ARCADE | Dipinti dal XV al XX secolo

5 OTTOBRE 2021
Asta, 1077

Pietro Senno

(Portoferraio 1831 - Pisa 1904)

PENDICE ALL'ISOLA D'ELBA

olio su tela, cm 101x149,5

firmato in basso a destra

retro del telaio: titolato e cartiglio con "53"

 

MOUNTAIN SLOPE AT ISOLA D'ELBA

oil on canvas, 101x149.5 cm

signed lower right

on the reverse of the stretcher: titled and label with "53"

 

Nel 1867 l’artista elbano Pietro Senno partì per Parigi, dove conobbe alcuni dei più affermati pittori italiani che in quel momento vi gravitavano, quali Alberto Pasini, Giuseppe Palizzi e Stefano Ussi. Si avvicinò così al genere del paesaggio, con un approccio più moderno rispetto a quello italiano, più vicino all’osservazione della natura anche nei suoi aspetti fenomenici. Un atteggiamento ‘romantico’ che il pittore seppe interpretare in modo autentico e personale, riscuotendo peraltro notevoli consensi internazionali. Come descrive Giampaolo Daddi, che all’artista elbano ha dedicato una monografia, “il bosco, la marina, le praterie divennero il suo studio ed il contatto con la natura, poi rielaborato nella quiete dell’atelier, generò opere di alto merito e di grande efficacia. Ai silenzi dei boschi, alla maestosità delle querce nodose dai rami contorti e fronzuti, alle ombre del sottobosco, agli acquitrini egli sapeva ormai dare immediata espressione con pennellata semplice e pastosa, fresca e vibrante” (G. Daddi, Pietro Senno, 1992, p. 38).

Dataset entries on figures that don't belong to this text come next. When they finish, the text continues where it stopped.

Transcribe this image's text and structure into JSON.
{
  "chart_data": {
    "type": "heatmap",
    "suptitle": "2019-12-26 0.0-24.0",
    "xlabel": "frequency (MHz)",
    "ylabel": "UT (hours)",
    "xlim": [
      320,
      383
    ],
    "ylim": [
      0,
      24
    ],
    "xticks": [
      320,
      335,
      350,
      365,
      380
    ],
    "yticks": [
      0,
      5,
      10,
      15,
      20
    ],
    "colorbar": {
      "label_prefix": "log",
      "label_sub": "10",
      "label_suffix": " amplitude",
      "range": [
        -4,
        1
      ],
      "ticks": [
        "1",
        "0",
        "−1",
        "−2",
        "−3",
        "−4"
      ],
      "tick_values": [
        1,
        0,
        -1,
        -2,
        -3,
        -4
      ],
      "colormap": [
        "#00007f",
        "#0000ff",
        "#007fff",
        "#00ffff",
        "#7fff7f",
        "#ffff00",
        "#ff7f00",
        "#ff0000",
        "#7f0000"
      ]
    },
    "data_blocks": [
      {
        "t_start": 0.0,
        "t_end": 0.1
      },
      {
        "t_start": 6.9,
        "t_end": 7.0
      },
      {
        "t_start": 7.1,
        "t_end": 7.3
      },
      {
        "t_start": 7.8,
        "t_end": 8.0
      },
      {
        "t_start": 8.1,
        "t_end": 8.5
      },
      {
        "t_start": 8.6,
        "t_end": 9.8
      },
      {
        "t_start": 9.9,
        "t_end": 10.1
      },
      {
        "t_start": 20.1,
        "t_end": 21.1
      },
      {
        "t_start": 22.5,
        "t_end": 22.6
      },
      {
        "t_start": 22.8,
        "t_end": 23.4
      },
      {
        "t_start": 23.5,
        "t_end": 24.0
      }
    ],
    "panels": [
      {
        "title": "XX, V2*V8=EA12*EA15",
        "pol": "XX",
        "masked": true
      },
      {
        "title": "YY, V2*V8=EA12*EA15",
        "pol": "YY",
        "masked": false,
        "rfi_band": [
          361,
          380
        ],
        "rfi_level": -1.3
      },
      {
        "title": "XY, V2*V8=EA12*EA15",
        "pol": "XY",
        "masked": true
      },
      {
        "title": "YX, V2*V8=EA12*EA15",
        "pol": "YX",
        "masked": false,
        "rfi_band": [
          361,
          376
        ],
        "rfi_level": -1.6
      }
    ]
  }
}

L’artista predilisse luoghi selvaggi e impervi, come certe zone interne delle Apuane, del Mugello o della sua prediletta terra elbana, scegliendo cadenze atmosferiche e forti contrasti chiaroscurali di sicuro impatto visivo che, in certa misura, anticipano gli esiti del naturalismo toscano di fine Ottocento. Esiti che possiamo ammirare anche nel dipinto che presentiamo in catalogo, dove in un paesaggio dai toni ovattati dalla bruma emergono le pendici del Monte Capanne, in uno scorcio naturalistico che annulla l’elemento umano dato dalla silenziosa carrozza che attraversa il fiume dove si ergono maestose le rovine di un ponte.